The Colorado Gold Rush
After gold had been discovered in 1848 Sutter’s Mill California, several parties of westward-moving 49ers hauled small amounts of gold from Colorado’s South Platte River, failing to report their find for several years due to their eagerness to reach the gold fields of California. A decade later, after a Georgian 49er named William “Green” Russell learned about the Colorado strike from his Cherokee wife, Russell set out for the region with two brothers and six others in February of 1858, unearthing the first significant gold deposits when they panned Little Dry Creek in July.
Gold Rush Begins
When news of Russell’s strike reached newspapers back east, by 1859, the Colorado Gold Rush would attract more than 100,000 fortune seekers to what was then part of the Kansas and Nebraska Territory. Using the motto “Pikes Peak or Bust,” 59ers, as they were known, became the first significant non-native emigrants into the Rocky Mountain Region, creating the second largest mining excitement in U.S. history, at the same time founding early towns such as Denver, Boulder, Breckenridge and Central City, along with numerous smaller towns, leading to the creation of the Colorado Territory in 1861, followed by statehood in 1876.
A Human Stampede
After the initial teaser discoveries of 1858, the Colorado Gold Rush reached its peak the following year, thanks to George Jackson’s discovery of a substantial placer deposit near present-day Idaho Springs, followed by John Gregory’s discovery of lode gold near Black Hawk in the summer of 1859. Quickly renamed “Gregory Gulch,” Gregory’s initial discovery—soon to be the site of the Central City mining district— quickly became known as “The Richest Square Mile on Earth.” After placer deposits were largely exhausted by 1861, attempts at hydraulic lode mining—a highly-successful technique during the California Gold Rush—proved mostly unattainable due to the Rockies’ mountainous terrain and harsh winter conditions.
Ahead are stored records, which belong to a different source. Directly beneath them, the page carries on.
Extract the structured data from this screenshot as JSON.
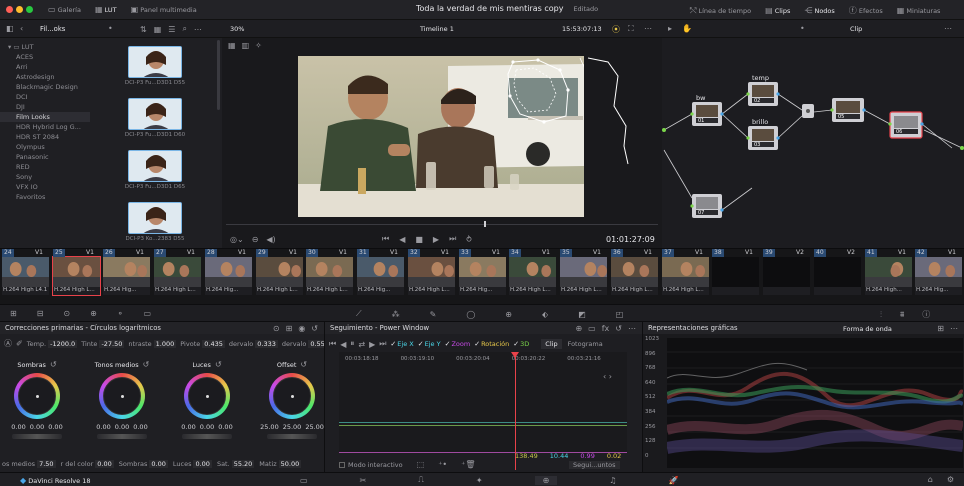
{
  "window": {
    "title": "Toda la verdad de mis mentiras copy",
    "status": "Editado"
  },
  "topbar": {
    "left_items": [
      "Galería",
      "LUT",
      "Panel multimedia"
    ],
    "right_items": [
      "Línea de tiempo",
      "Clips",
      "Nodos",
      "Efectos",
      "Miniaturas"
    ]
  },
  "subbar": {
    "panel_title": "Fil...oks",
    "zoom": "30%",
    "timeline_name": "Timeline 1",
    "timecode": "15:53:07:13",
    "clip_label": "Clip"
  },
  "mediapool": {
    "root": "LUT",
    "folders": [
      "ACES",
      "Arri",
      "Astrodesign",
      "Blackmagic Design",
      "DCI",
      "DJI",
      "Film Looks",
      "HDR Hybrid Log G...",
      "HDR ST 2084",
      "Olympus",
      "Panasonic",
      "RED",
      "Sony",
      "VFX IO",
      "Favoritos"
    ],
    "selected_index": 6,
    "thumbs": [
      {
        "caption": "DCI-P3 Fu...D3D1 D55"
      },
      {
        "caption": "DCI-P3 Fu...D3D1 D60"
      },
      {
        "caption": "DCI-P3 Fu...D3D1 D65"
      },
      {
        "caption": "DCI-P3 Ko...2383 D55"
      }
    ]
  },
  "viewer": {
    "timecode": "01:01:27:09"
  },
  "nodes": {
    "labels": [
      "bw",
      "temp",
      "brillo",
      "01",
      "02",
      "03",
      "05",
      "06",
      "07"
    ]
  },
  "strip": {
    "clips": [
      {
        "num": "24",
        "track": "V1",
        "foot": "H.264 High L4.1"
      },
      {
        "num": "25",
        "track": "V1",
        "foot": "H.264 High L..."
      },
      {
        "num": "26",
        "track": "V1",
        "foot": "H.264 Hig..."
      },
      {
        "num": "27",
        "track": "V1",
        "foot": "H.264 High L..."
      },
      {
        "num": "28",
        "track": "V1",
        "foot": "H.264 Hig..."
      },
      {
        "num": "29",
        "track": "V1",
        "foot": "H.264 High L..."
      },
      {
        "num": "30",
        "track": "V1",
        "foot": "H.264 High L..."
      },
      {
        "num": "31",
        "track": "V1",
        "foot": "H.264 Hig..."
      },
      {
        "num": "32",
        "track": "V1",
        "foot": "H.264 High L..."
      },
      {
        "num": "33",
        "track": "V1",
        "foot": "H.264 Hig..."
      },
      {
        "num": "34",
        "track": "V1",
        "foot": "H.264 High L..."
      },
      {
        "num": "35",
        "track": "V1",
        "foot": "H.264 High L..."
      },
      {
        "num": "36",
        "track": "V1",
        "foot": "H.264 High L..."
      },
      {
        "num": "37",
        "track": "V1",
        "foot": "H.264 High L..."
      },
      {
        "num": "38",
        "track": "V1",
        "foot": ""
      },
      {
        "num": "39",
        "track": "V2",
        "foot": ""
      },
      {
        "num": "40",
        "track": "V2",
        "foot": ""
      },
      {
        "num": "41",
        "track": "V1",
        "foot": "H.264 High..."
      },
      {
        "num": "42",
        "track": "V1",
        "foot": "H.264 Hig..."
      }
    ]
  },
  "primaries": {
    "title": "Correcciones primarias - Círculos logarítmicos",
    "params": [
      {
        "label": "Temp.",
        "value": "-1200.0"
      },
      {
        "label": "Tinte",
        "value": "-27.50"
      },
      {
        "label": "ntraste",
        "value": "1.000"
      },
      {
        "label": "Pivote",
        "value": "0.435"
      },
      {
        "label": "dervalo",
        "value": "0.333"
      },
      {
        "label": "dervalo",
        "value": "0.553"
      }
    ],
    "wheels": [
      {
        "name": "Sombras",
        "values": [
          "0.00",
          "0.00",
          "0.00"
        ]
      },
      {
        "name": "Tonos medios",
        "values": [
          "0.00",
          "0.00",
          "0.00"
        ]
      },
      {
        "name": "Luces",
        "values": [
          "0.00",
          "0.00",
          "0.00"
        ]
      },
      {
        "name": "Offset",
        "values": [
          "25.00",
          "25.00",
          "25.00"
        ]
      }
    ],
    "bottom": [
      {
        "label": "os medios",
        "value": "7.50"
      },
      {
        "label": "r del color",
        "value": "0.00"
      },
      {
        "label": "Sombras",
        "value": "0.00"
      },
      {
        "label": "Luces",
        "value": "0.00"
      },
      {
        "label": "Sat.",
        "value": "55.20"
      },
      {
        "label": "Matiz",
        "value": "50.00"
      }
    ]
  },
  "tracking": {
    "title": "Seguimiento - Power Window",
    "checks": [
      "Eje X",
      "Eje Y",
      "Zoom",
      "Rotación",
      "3D"
    ],
    "clip_btn": "Clip",
    "frame_btn": "Fotograma",
    "ruler": [
      "00:03:18:18",
      "00:03:19:10",
      "00:03:20:04",
      "00:03:20:22",
      "00:03:21:16"
    ],
    "readouts": [
      "138.49",
      "10.44",
      "0.99",
      "0.02"
    ],
    "interactive": "Modo interactivo",
    "follow": "Segui...untos"
  },
  "scopes": {
    "title": "Representaciones gráficas",
    "mode": "Forma de onda",
    "ticks": [
      "1023",
      "896",
      "768",
      "640",
      "512",
      "384",
      "256",
      "128",
      "0"
    ]
  },
  "footer": {
    "app": "DaVinci Resolve 18"
  },
  "colors": {
    "accent": "#e8424a",
    "node_green": "#7bd64a",
    "node_blue": "#4aa6e8"
  }
}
Corporate Mining Takes Over
After the end of the Civil War, however, eastern investors turned their attention to the region, in the form of in-situ and pit mining. By the 1870s, Colorado’s Gold Rush days were over, infusing some 375,000 ounces of gold into the American economy. As a secondary benefit, the infusion of capital investments and the arrival of the railroad opened a new age of growth and stability to the region, making the Colorado Gold Rush, a time of boom or bust, during the final years of a nation’s westward expansion.